I am pleasantly surprised that parts of his writing hold up. His characters act ridiculous, true, snippy and backbiting, and I can't buy any of the plot twists involving Aes Sedai. No one that incompetent could last in politics. But he's really good at some things.

In particular, I really like the Aiel this time around. In younger days, I never knew why Jordan spent so much time with them. They were the veiled desert culture off to the east. A standby for fantasy. They had different humor and different customs and oh man they figure so largely into the story.

Now, speaking as a white guy who works on an Indian reservation, I'm pleasantly surprised by all the consideration Jordan puts into the Aiel. They're a little Bedouin, a little Plains Tribes, a little other thing, but they're not cribbed from one culture. They're defiantly tribal, and of course super-warriors, but at the same time their way of life is just as viable as "civilized" folk.
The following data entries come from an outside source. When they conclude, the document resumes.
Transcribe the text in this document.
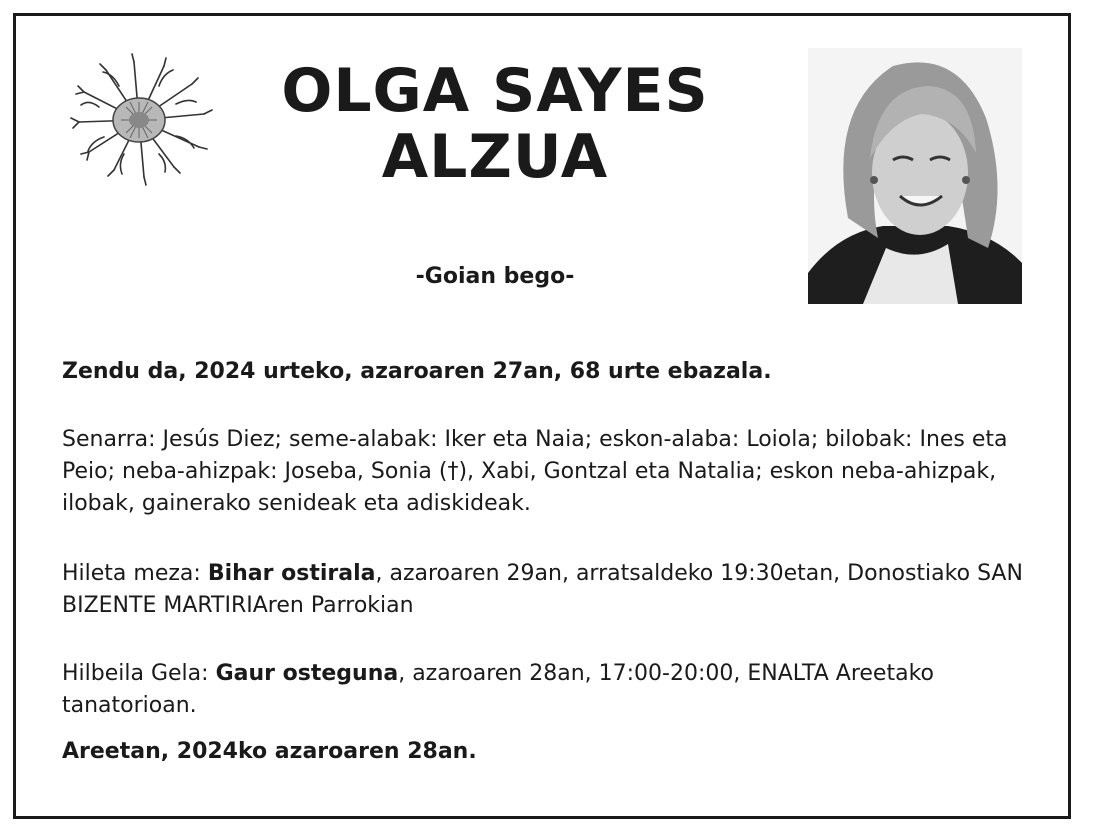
OLGA SAYES
ALZUA
-Goian bego-
Zendu da, 2024 urteko, azaroaren 27an, 68 urte ebazala.
Senarra: Jesús Diez; seme-alabak: Iker eta Naia; eskon-alaba: Loiola; bilobak: Ines eta Peio; neba-ahizpak: Joseba, Sonia (†), Xabi, Gontzal eta Natalia; eskon neba-ahizpak, ilobak, gainerako senideak eta adiskideak.
Hileta meza: Bihar ostirala, azaroaren 29an, arratsaldeko 19:30etan, Donostiako SAN BIZENTE MARTIRIAren Parrokian
Hilbeila Gela: Gaur osteguna, azaroaren 28an, 17:00-20:00, ENALTA Areetako tanatorioan.
Areetan, 2024ko azaroaren 28an.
Their culture is full of foibles and nobility yet degraded by those of Jordan's Western culture. They even have to suffer cultural appropriation from young noble men and women who are looking for meaning to their empty lives, a rather true-to-life twist.

So. There are some things worth studying in the horrible middle of the Wheel of Time series. More as I go along, I hope. I owe this to my thirteen-year-old self, who does not yet understand the sacrifices of adulthood, like reading the crappy parts of a fantasy series for one's thirteen-year-old self's sake. Or going to work, which I should probably do now.